Gli anni ’80 non furono tranquilli per il gruppo, il cantante Brabanec dopo otto anni di galera fu espulso dal paese nel 1984. Infine fu loro offerto di poter esibirsi a patto di rinunciare al nome della band – che era diventato sinonimo di rivolta. Alcuni dei membri si separarono e formarono il gruppo Pulnoc. Altri si rifiutarono. Nel 1989 il regime filosovietico collassa, insieme agli altri regimi dell’est
Il dissidente Havel divenne presidente, e quasi subito invitò Frank Zappa a visitare il paese. Zappa fu esterrefatto al trovare 5000 persone all’aeroporto che festeggiavano il suo arrivo. Nel 1990 Lou Reed visitò la Cecoslovacchia e il presidente in persona lo portò in un locale dove i Pulnoc suonavano un pezzo dopo l’altro dei Velvet Underground. “Dire che mi commossi sarebbe un eufemismo” dichiarò il rocker newyorkese.
Nel 1997 Havel convinse il gruppo a riformarsi e da allora hanno suonato spesso insieme. Naturalmente alcuni critici li disdegnano o scrivono che in fondo la loro musica “non era poi così eccezionale”. Ma non è questo il punto, il punto era essere, bravi o meno bravi, ed essere liberi di esprimersi.

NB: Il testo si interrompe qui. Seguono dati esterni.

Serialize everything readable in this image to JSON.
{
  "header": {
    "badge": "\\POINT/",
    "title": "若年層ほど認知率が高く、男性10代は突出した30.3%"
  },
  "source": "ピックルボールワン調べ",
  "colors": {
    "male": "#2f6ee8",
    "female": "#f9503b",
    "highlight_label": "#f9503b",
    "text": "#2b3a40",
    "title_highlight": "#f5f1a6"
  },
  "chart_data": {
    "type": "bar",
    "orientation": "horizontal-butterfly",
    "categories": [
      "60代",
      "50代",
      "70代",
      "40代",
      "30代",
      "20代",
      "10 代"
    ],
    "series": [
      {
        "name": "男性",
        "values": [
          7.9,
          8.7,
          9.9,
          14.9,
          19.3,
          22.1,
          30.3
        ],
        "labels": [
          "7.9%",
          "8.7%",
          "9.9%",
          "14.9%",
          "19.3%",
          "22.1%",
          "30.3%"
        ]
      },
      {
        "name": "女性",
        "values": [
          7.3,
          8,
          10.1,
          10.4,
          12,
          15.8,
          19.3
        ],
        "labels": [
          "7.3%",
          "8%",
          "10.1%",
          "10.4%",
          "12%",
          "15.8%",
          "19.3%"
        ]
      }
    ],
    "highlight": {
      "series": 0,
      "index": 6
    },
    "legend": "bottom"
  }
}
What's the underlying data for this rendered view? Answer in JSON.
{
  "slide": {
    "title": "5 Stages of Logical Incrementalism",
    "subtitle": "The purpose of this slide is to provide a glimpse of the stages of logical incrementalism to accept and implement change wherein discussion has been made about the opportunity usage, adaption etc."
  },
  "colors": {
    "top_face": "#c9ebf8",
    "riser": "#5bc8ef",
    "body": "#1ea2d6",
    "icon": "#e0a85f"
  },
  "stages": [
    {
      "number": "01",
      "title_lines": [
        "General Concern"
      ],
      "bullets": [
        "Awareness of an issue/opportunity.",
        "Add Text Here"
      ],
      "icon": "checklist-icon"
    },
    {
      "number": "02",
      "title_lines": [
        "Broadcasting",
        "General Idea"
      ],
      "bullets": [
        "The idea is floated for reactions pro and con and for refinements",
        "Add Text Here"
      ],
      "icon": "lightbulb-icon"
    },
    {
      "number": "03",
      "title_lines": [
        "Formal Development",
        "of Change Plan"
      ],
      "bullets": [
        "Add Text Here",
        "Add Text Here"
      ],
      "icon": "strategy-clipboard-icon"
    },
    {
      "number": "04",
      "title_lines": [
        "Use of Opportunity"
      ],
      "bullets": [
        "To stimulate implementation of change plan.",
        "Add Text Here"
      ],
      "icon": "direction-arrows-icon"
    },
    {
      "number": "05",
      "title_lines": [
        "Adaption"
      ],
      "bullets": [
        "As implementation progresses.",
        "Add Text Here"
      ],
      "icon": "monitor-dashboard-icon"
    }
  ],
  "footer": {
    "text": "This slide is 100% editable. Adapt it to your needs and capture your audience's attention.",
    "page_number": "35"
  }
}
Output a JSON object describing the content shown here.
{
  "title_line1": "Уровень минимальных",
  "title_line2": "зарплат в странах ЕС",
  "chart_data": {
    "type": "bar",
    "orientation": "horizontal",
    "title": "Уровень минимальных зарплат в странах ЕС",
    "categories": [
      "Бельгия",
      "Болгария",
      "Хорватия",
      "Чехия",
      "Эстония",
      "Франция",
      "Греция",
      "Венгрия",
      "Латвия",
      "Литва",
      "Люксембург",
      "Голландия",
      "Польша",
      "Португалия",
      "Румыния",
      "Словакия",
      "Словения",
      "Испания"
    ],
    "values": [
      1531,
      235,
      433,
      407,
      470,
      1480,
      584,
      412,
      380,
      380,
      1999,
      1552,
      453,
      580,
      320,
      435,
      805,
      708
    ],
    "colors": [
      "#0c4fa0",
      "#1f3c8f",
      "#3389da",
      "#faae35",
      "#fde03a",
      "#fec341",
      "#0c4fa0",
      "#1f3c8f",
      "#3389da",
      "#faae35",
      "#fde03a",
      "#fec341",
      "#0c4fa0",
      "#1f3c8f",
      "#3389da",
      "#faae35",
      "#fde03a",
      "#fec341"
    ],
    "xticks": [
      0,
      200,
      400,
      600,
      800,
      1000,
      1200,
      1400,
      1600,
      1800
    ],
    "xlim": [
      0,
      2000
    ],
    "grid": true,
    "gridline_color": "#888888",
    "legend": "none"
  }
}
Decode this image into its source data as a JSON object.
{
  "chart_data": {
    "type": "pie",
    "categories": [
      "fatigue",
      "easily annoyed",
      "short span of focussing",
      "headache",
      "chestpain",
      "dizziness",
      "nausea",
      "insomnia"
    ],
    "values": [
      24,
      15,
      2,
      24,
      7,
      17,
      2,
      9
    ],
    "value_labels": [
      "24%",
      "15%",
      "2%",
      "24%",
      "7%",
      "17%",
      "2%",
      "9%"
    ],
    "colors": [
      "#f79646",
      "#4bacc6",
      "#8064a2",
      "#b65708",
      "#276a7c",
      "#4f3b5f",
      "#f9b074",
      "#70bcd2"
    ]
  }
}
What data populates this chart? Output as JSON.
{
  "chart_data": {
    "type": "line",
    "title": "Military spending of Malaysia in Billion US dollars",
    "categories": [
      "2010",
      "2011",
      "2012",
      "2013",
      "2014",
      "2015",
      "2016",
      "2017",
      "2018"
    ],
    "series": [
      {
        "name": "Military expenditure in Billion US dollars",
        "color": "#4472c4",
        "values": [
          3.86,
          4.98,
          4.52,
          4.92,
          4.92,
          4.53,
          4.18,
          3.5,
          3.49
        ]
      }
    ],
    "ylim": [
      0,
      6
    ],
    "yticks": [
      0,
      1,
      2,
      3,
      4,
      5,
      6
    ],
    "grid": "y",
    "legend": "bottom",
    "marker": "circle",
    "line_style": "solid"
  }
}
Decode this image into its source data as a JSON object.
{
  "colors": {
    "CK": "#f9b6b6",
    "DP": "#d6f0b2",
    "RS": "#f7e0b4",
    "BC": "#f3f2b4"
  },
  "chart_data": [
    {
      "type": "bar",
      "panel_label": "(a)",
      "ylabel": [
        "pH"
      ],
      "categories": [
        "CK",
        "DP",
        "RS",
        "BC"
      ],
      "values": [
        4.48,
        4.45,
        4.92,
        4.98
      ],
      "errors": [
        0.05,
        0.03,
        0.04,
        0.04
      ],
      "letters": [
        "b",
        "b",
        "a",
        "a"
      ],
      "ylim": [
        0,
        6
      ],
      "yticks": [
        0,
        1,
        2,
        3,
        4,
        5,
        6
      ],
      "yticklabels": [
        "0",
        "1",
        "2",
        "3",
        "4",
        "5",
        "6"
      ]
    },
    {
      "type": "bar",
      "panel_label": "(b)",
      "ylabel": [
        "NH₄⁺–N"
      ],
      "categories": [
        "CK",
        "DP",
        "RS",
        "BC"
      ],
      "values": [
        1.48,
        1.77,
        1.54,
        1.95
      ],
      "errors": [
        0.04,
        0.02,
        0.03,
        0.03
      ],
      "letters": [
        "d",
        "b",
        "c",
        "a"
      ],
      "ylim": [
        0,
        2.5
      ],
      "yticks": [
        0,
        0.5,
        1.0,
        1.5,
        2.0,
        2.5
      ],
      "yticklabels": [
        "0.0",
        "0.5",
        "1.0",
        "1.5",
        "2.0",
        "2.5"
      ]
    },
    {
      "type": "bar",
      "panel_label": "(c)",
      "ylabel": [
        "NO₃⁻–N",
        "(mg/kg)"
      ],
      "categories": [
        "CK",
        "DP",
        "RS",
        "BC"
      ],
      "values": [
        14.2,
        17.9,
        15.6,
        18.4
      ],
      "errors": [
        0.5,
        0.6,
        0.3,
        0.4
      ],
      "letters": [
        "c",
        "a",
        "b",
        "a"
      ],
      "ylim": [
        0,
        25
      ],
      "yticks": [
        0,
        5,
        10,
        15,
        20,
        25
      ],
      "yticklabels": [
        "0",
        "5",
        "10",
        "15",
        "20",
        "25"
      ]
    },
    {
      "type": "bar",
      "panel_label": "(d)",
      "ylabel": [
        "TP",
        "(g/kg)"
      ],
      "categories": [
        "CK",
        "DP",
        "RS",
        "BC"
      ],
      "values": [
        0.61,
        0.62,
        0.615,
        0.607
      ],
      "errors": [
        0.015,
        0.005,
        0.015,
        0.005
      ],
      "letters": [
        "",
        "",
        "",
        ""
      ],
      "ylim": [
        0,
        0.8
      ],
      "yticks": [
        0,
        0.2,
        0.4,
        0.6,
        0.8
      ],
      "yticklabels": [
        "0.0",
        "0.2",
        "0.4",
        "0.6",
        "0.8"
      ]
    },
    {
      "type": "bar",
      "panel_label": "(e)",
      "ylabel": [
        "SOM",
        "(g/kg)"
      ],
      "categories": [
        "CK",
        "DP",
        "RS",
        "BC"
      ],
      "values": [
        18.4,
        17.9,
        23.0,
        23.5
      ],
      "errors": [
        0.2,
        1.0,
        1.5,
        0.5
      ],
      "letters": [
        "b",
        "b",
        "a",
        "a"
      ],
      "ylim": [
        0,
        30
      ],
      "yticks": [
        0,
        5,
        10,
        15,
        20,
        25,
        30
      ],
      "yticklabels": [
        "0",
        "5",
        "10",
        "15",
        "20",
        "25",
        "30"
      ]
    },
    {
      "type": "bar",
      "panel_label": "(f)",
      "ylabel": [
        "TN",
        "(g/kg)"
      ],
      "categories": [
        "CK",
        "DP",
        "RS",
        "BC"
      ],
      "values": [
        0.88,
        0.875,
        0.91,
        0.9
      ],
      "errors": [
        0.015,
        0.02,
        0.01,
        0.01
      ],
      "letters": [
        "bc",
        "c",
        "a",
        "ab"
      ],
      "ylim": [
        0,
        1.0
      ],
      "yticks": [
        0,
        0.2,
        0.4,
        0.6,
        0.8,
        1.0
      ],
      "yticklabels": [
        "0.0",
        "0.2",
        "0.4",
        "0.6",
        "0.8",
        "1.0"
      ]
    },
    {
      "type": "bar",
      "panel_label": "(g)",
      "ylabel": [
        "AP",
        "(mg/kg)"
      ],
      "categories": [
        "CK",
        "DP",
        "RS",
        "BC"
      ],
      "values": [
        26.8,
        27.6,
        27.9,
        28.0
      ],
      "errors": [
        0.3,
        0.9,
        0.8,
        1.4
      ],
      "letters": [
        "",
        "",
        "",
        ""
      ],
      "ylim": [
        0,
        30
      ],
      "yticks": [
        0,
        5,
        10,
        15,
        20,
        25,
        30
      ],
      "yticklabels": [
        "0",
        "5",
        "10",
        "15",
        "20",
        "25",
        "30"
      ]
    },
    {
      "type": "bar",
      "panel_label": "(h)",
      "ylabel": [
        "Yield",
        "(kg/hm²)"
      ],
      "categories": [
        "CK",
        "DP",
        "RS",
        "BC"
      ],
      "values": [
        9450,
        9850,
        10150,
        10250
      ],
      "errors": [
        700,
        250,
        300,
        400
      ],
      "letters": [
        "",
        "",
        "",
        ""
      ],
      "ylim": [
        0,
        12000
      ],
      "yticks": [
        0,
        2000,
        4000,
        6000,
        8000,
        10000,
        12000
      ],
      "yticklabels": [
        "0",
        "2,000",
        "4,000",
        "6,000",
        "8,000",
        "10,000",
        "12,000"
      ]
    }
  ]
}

Recentemente Brabenec ha dichiarato
Non mi considero meno sovversivo ora di quanto lo fossi allora. Non sono meno dissidente in una società basata sullo shopping, shopping e ancora shopping di quanto lo fossi in una società basata sul socialismo, socialismo e ancora socialismo. E’ la stessa merda, solo merda diversa. Il partito comunista, il partito del telefonino Nokia – che differenza c’è? Non importa se il sistema è comunista, fascista o capitalista: le persone creative sono persone creative e le merde sono merde. I poeti restano i poeti e i politici restano politici del cazzo. Quindi, vedi, i Plastic People sono ancora i Plastic People. Ricordati di questo di questa band e della nostra cosiddetta rivoluzione: nessuno di noi è arrivato da nessuna parte (in nessun posto di potere). Questa è la cosa più importante.
L’articolo è quasi integralmente una traduzione di questo articolo inglese e di alcuni paragrafi di quest’altro. Altre parti sono state scritte dalla nostra Stanislava, a cui si deve anche la traduzione italiana della canzone.